With i1 not part of T - why should a dump of T then dump i1? How would knowledge of T be able to be converted into knowledge about i1?
The majority of Keil users understands this. For some reason, you don't.
When 99% of car drivers are running on the wrong side of the road, it might actually be only 1% of the drivers that are on the wrong side...
You just have to learn to accept that i1 and i2 should conceptually be seen as separate variables, since they just aren't part of T (or any T1, T2, T3, ... you may add to your program). So i1 is dumped by specifically watching i1. i2 is dumped by specifically watching i2. T is dumped by specifically watching T. And i1+i2 aren't part of object T, so T isn't a good way to try to view i1 and i2.
I fully agree to Per, but also understand other users getting confused by some output showing incorrect values.
Since the Dwarf debugging information allows remapping of those 'lifted' static members back into the class type, this has been addressed so that the members are now shown with correct values.

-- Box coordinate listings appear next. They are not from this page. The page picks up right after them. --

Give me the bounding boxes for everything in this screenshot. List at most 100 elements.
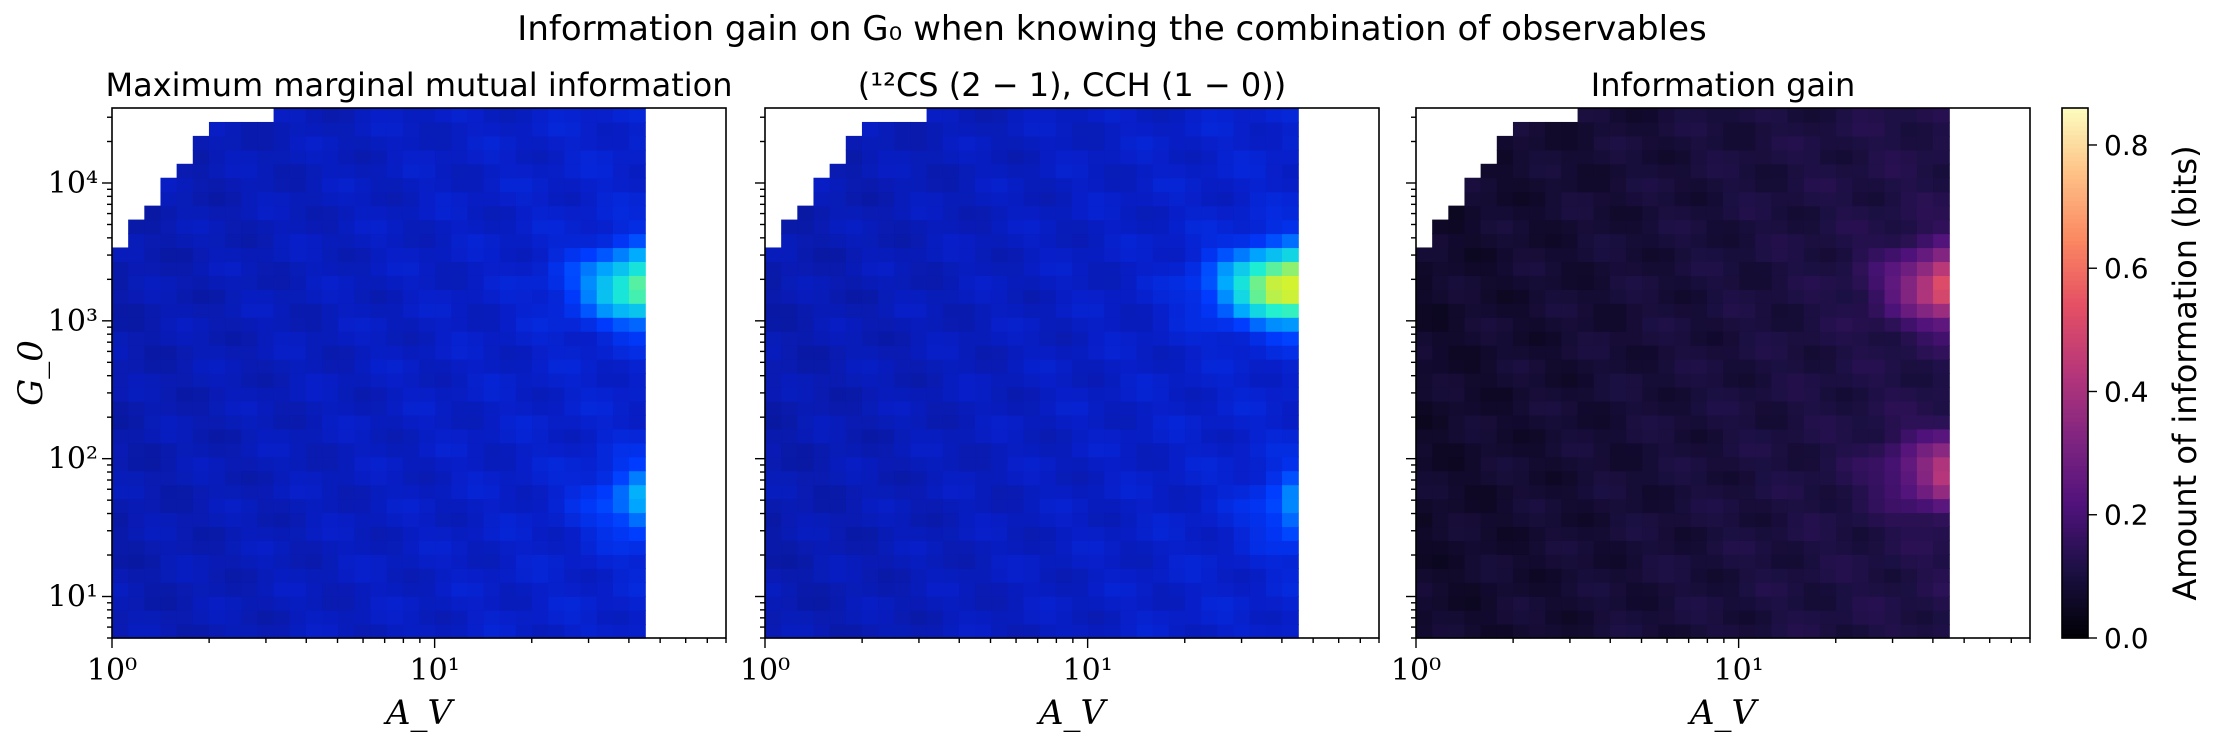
heatmap-cell [629, 373, 646, 388]
heatmap-cell [1723, 261, 1740, 276]
heatmap-cell [241, 247, 259, 263]
heatmap-cell [289, 317, 307, 332]
heatmap-cell [1577, 568, 1595, 583]
heatmap-cell [1496, 359, 1514, 374]
heatmap-cell [1771, 177, 1789, 193]
heatmap-cell [612, 331, 630, 346]
heatmap-cell [1690, 568, 1708, 583]
heatmap-cell [128, 498, 145, 514]
heatmap-cell [1916, 177, 1934, 193]
heatmap-cell [176, 331, 194, 346]
heatmap-cell [112, 317, 129, 332]
heatmap-cell [338, 442, 355, 458]
heatmap-cell [1120, 345, 1138, 360]
heatmap-cell [1120, 177, 1138, 193]
heatmap-cell [305, 610, 323, 625]
heatmap-cell [176, 610, 194, 625]
heatmap-cell [273, 163, 291, 179]
heatmap-cell [596, 289, 614, 304]
heatmap-cell [861, 191, 879, 207]
heatmap-cell [483, 191, 501, 207]
heatmap-cell [112, 247, 129, 263]
heatmap-cell [1626, 303, 1643, 318]
heatmap-cell [112, 261, 129, 276]
heatmap-cell [1739, 582, 1756, 597]
heatmap-cell [629, 108, 646, 123]
heatmap-cell [1868, 512, 1886, 528]
heatmap-cell [1088, 275, 1105, 290]
heatmap-cell [241, 624, 259, 639]
heatmap-cell [1039, 177, 1057, 193]
heatmap-cell [1265, 205, 1283, 221]
heatmap-cell [1512, 261, 1530, 276]
heatmap-cell [1496, 247, 1514, 263]
heatmap-cell [910, 582, 928, 597]
heatmap-cell [208, 289, 226, 304]
heatmap-cell [322, 261, 339, 276]
heatmap-cell [144, 219, 162, 235]
heatmap-cell [1561, 582, 1579, 597]
heatmap-cell [354, 498, 372, 514]
heatmap-cell [926, 512, 944, 528]
heatmap-cell [1852, 386, 1870, 402]
heatmap-cell [354, 247, 372, 263]
heatmap-cell [1152, 582, 1170, 597]
colorbar-segment [2062, 271, 2088, 277]
heatmap-cell [1916, 345, 1934, 360]
heatmap-cell [861, 498, 879, 514]
heatmap-cell [991, 359, 1008, 374]
heatmap-cell [160, 317, 178, 332]
heatmap-cell [1577, 191, 1595, 207]
heatmap-cell [1088, 526, 1105, 541]
heatmap-cell [532, 484, 549, 500]
heatmap-cell [1039, 303, 1057, 318]
heatmap-cell [370, 177, 388, 193]
heatmap-cell [241, 219, 259, 235]
heatmap-cell [386, 498, 404, 514]
heatmap-cell [241, 400, 259, 416]
heatmap-cell [1900, 149, 1918, 165]
heatmap-cell [1545, 205, 1563, 221]
heatmap-cell [580, 121, 598, 137]
heatmap-cell [1104, 596, 1122, 611]
heatmap-cell [1723, 163, 1740, 179]
heatmap-cell [1464, 498, 1482, 514]
heatmap-cell [612, 163, 630, 179]
heatmap-cell [1039, 540, 1057, 555]
heatmap-cell [1512, 610, 1530, 625]
heatmap-cell [1217, 624, 1235, 639]
heatmap-cell [1136, 345, 1154, 360]
heatmap-cell [991, 624, 1008, 639]
heatmap-cell [629, 233, 646, 249]
heatmap-cell [192, 247, 210, 263]
heatmap-cell [354, 359, 372, 374]
heatmap-cell [1577, 163, 1595, 179]
heatmap-cell [1265, 568, 1283, 583]
heatmap-cell [289, 582, 307, 597]
heatmap-cell [1282, 596, 1299, 611]
heatmap-cell [112, 596, 129, 611]
heatmap-cell [1088, 247, 1105, 263]
heatmap-cell [781, 261, 798, 276]
heatmap-cell [910, 233, 928, 249]
heatmap-cell [564, 177, 582, 193]
heatmap-cell [910, 121, 928, 137]
heatmap-cell [878, 149, 895, 165]
heatmap-cell [1626, 470, 1643, 486]
heatmap-cell [1642, 470, 1659, 486]
heatmap-cell [1803, 135, 1821, 151]
heatmap-cell [1432, 233, 1449, 249]
heatmap-cell [1152, 568, 1170, 583]
heatmap-cell [1136, 247, 1154, 263]
heatmap-cell [1868, 373, 1886, 388]
heatmap-cell [878, 484, 895, 500]
heatmap-cell [257, 582, 275, 597]
heatmap-cell [112, 303, 129, 318]
heatmap-cell [991, 400, 1008, 416]
heatmap-cell [1739, 163, 1756, 179]
heatmap-cell [564, 289, 582, 304]
heatmap-cell [1803, 261, 1821, 276]
heatmap-cell [958, 345, 976, 360]
heatmap-cell [1803, 456, 1821, 472]
heatmap-cell [1884, 624, 1902, 639]
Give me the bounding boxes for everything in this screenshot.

A new MDK version should become available by around next week. Thanks to everybody here pointing this out.
I also agree that I don't expect a debugger to show static data members (like 'i1') when viewing an object (like 'T').
But for completeness, and at the risk of muddying the waters, I want to point out that the C++ language allows accessing static members using an object (or pointer or reference) so, given the declaration earlier in the thread and 'Test *tp;', all three of these are the same:
... int x1 = Test::i1; int x2 = T.i1; int x3 = tp->i1;
(The value of the object or pointer is almost certainly ignored at runtime.)